From my personal experience, the first Snapshot Replica does tend to take longer, but subsequent ones should be much faster. That said, the speed you mentioned does seem unusual, so I’ll have our internal team analyze and check whether there are any issues. Thanks for the information!
CPU usage means nothing. What you need to look at is the CPU load number in TOP. To access this, log into your NAS using an SSH connection. Then run the “top” command. You will see something like this:
The “Load average” value is what you want to look at. It is roughly the number of threads that your CPU is processing over the last 1, 5 and 15 minutes. You have a 4 core CPU in your NAS. That means if your usage his higher than 4 (say it is 8 or 10), you have a bottleneck and things will start to slow down. These processes can take minimal CPU resources but they are still running and will still slow things down. Each CPU core can only handle one thing at a time. If there are a lot of extra processes waiting in queue, then things slow down.
Running the initial snapshot is likely taking quite a bit of resources especially if you have other things running on the NAS.

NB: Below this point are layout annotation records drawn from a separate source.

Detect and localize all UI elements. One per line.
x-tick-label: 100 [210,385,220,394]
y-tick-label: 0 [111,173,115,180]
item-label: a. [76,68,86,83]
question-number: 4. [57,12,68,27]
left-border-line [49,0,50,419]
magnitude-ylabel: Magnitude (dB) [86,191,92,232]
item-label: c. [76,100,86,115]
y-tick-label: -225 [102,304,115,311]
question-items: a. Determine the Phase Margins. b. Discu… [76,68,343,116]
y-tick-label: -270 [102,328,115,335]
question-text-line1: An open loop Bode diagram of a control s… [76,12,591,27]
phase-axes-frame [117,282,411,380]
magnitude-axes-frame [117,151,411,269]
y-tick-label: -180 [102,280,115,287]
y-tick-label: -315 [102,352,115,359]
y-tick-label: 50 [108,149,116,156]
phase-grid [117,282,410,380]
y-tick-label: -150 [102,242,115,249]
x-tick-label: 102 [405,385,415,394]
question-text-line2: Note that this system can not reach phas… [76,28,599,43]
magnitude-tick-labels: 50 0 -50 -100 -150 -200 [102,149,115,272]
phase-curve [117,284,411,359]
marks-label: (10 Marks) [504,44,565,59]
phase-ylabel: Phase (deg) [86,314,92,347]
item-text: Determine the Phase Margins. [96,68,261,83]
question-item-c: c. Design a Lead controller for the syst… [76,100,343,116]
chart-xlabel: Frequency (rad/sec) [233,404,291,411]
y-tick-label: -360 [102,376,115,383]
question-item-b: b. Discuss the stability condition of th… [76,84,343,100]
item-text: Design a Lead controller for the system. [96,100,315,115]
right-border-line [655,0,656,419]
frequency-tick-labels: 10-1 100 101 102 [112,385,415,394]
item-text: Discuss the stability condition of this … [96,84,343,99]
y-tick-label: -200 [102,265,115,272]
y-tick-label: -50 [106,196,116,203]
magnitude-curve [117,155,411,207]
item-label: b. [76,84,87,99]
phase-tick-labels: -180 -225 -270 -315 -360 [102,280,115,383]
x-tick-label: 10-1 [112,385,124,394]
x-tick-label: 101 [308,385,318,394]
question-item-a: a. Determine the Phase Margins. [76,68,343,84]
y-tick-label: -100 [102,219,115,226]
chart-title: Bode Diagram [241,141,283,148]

i did not check before upgrading the os, unfortunately; i have already updated the devices with a new version from qnap website (inside qts no update was available) and so far the load is below 4
there are spikes that i linked to a connection to the web interface: if i fire up qts then i see the load rise but that’s expected imho.
if anything was off, it has been solved by the latest os release; now i have the sync running steadily, no more speed going from 150MB/s to zero and then stall.